Yolda uzanmış iki ceset gördü, vurulmuşlardı.
Geri dönüp otelciye sordu “şu öldürülenler kim?”
“Birisi seçimleri kazanacağından emin bir yerel politikacıydı.”
“Diğeri peki?”
“Diğeri bu bölgenin en zenginlerinden biriydi.”
“Kim öldürdü onları?”
“Bayım, zengini güç hırsıyla öldürdüler. Diğeri de oğlu tarafından para hırsıyla öldürüldü. Ama kesin bir şey söyleyemem.”
“Allah rahmet eylesin.”
Fatih, park boyu yürüyerek otelden döndü, tüm bu olan kazayı düşünüyordu.
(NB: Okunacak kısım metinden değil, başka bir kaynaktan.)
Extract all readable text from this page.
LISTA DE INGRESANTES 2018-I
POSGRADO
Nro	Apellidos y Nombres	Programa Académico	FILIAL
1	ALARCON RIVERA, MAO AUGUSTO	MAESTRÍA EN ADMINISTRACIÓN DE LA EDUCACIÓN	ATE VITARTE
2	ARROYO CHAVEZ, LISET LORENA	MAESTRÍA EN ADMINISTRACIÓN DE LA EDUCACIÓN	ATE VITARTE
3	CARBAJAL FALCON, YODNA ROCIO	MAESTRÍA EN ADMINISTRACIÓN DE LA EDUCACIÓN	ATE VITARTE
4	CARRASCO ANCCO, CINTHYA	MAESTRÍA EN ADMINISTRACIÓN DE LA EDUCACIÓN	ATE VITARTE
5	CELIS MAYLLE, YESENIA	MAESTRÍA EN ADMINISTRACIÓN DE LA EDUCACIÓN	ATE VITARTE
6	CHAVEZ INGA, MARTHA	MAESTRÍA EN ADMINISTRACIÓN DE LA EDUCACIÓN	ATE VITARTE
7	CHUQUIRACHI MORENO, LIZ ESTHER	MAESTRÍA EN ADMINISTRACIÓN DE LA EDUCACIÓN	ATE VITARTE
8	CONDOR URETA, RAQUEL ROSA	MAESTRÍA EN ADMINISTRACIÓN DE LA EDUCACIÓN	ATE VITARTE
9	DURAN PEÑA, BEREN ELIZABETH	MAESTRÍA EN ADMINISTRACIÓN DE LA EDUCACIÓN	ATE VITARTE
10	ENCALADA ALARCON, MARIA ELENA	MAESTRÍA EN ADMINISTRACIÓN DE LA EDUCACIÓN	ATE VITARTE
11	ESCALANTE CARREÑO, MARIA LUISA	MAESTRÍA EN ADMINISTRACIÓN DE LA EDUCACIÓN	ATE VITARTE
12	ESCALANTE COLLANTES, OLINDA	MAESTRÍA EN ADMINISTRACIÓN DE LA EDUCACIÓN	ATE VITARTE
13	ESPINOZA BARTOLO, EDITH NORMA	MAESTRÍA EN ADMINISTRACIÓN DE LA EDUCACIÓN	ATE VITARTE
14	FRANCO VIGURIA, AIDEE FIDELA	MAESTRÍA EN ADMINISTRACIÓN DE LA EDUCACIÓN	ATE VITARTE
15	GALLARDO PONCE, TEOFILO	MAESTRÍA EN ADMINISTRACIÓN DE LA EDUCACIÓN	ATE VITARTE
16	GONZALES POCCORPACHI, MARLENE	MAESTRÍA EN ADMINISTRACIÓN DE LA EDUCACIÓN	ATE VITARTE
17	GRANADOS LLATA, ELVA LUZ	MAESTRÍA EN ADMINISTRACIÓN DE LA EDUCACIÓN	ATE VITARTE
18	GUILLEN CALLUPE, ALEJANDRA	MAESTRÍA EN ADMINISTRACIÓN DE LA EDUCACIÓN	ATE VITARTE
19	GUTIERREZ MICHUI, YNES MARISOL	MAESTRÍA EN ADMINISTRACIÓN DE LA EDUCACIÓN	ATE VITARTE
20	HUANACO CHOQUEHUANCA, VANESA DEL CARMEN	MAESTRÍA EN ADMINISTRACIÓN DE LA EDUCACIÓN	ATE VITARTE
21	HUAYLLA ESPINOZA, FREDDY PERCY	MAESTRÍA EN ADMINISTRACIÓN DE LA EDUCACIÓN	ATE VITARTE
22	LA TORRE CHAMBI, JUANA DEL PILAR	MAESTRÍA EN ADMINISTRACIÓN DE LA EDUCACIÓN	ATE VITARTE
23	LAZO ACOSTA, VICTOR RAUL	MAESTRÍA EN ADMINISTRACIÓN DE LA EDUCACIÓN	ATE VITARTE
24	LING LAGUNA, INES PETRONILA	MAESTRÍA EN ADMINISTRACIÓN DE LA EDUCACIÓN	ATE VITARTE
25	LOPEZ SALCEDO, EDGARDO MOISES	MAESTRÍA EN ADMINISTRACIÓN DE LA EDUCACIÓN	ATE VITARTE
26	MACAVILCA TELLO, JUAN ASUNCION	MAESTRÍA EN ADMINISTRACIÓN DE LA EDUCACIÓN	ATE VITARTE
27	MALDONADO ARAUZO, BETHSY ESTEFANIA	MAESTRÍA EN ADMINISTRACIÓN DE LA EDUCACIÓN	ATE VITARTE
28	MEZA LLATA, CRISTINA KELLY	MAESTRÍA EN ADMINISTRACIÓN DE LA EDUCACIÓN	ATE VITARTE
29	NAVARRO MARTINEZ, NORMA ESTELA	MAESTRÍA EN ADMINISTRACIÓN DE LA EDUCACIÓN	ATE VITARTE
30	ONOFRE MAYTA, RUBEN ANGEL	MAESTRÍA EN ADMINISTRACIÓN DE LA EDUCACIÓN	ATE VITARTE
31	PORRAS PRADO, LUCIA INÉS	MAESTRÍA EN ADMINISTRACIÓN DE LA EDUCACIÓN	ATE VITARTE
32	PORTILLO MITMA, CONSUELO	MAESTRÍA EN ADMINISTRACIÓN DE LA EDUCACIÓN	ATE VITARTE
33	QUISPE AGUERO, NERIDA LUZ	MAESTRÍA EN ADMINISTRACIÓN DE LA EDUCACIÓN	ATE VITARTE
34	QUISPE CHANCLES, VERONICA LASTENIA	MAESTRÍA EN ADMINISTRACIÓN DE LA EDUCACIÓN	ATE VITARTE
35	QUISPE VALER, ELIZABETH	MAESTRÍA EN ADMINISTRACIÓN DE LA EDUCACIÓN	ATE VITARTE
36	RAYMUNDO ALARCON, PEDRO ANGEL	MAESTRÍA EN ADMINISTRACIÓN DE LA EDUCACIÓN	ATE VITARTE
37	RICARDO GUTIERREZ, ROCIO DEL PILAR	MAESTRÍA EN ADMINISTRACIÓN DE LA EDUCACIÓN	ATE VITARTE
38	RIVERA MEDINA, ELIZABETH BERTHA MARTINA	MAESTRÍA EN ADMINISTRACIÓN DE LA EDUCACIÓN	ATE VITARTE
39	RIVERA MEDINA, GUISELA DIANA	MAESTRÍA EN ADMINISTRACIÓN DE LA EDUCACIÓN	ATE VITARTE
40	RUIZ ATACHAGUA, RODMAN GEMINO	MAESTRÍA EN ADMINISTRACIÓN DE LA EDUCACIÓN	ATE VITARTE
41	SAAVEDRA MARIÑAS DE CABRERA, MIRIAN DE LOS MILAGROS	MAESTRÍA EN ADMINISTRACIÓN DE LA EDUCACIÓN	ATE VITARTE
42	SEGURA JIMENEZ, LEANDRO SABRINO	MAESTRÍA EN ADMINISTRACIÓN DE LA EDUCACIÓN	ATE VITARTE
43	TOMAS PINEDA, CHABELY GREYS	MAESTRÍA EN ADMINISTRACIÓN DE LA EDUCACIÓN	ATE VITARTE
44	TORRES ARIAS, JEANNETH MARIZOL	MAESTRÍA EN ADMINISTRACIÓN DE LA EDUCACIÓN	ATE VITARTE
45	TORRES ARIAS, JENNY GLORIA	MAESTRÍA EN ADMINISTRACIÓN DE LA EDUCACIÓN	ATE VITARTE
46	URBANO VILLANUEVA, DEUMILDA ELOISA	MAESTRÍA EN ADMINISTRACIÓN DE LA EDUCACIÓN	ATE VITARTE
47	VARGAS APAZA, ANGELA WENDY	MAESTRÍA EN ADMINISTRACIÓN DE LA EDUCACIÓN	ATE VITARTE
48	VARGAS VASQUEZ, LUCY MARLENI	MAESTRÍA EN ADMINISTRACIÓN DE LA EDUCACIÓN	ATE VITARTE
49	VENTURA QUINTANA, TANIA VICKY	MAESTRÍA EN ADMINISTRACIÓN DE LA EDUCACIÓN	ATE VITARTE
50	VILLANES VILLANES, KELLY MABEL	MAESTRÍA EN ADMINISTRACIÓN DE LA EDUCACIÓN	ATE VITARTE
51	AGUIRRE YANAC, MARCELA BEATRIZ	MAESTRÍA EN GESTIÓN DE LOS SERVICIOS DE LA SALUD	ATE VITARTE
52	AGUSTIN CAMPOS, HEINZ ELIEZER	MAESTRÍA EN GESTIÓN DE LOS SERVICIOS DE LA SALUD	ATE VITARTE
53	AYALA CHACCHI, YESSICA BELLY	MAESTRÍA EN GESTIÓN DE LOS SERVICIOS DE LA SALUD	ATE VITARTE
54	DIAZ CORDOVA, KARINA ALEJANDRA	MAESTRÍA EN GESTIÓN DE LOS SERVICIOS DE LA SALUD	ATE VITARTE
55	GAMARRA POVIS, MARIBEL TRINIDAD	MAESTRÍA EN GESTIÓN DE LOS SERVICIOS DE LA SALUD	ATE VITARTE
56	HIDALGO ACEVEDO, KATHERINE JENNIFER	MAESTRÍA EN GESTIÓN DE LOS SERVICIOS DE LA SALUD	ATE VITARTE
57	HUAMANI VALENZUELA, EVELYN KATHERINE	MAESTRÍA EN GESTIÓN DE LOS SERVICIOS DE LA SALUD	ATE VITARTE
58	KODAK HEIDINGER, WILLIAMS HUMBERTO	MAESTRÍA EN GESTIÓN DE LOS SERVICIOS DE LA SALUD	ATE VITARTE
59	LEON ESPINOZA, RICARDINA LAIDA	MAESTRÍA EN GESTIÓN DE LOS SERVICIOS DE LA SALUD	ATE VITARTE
Parkta bir banka oturdu ve manzarayı izlemeye başladı ve yine düşüncelere daldı: kainatta ki düzende hiçbir değişiklik olmuş muydu? Güneş hala gündüzü parlatıyor, ay da geceye hayat veriyordu. Zamanın çarkı dönüyordu. Tanrı birdi. İki veya daha fazla olsaydı güç savaşlarından düzen oluşmazdı. Her Tanrı kendi düzenini yaratır ve bu yaratıklar aralarında savaşırlardı ve açıktır ki her Tanrı kendi yarattığının en görünür olmasını ister..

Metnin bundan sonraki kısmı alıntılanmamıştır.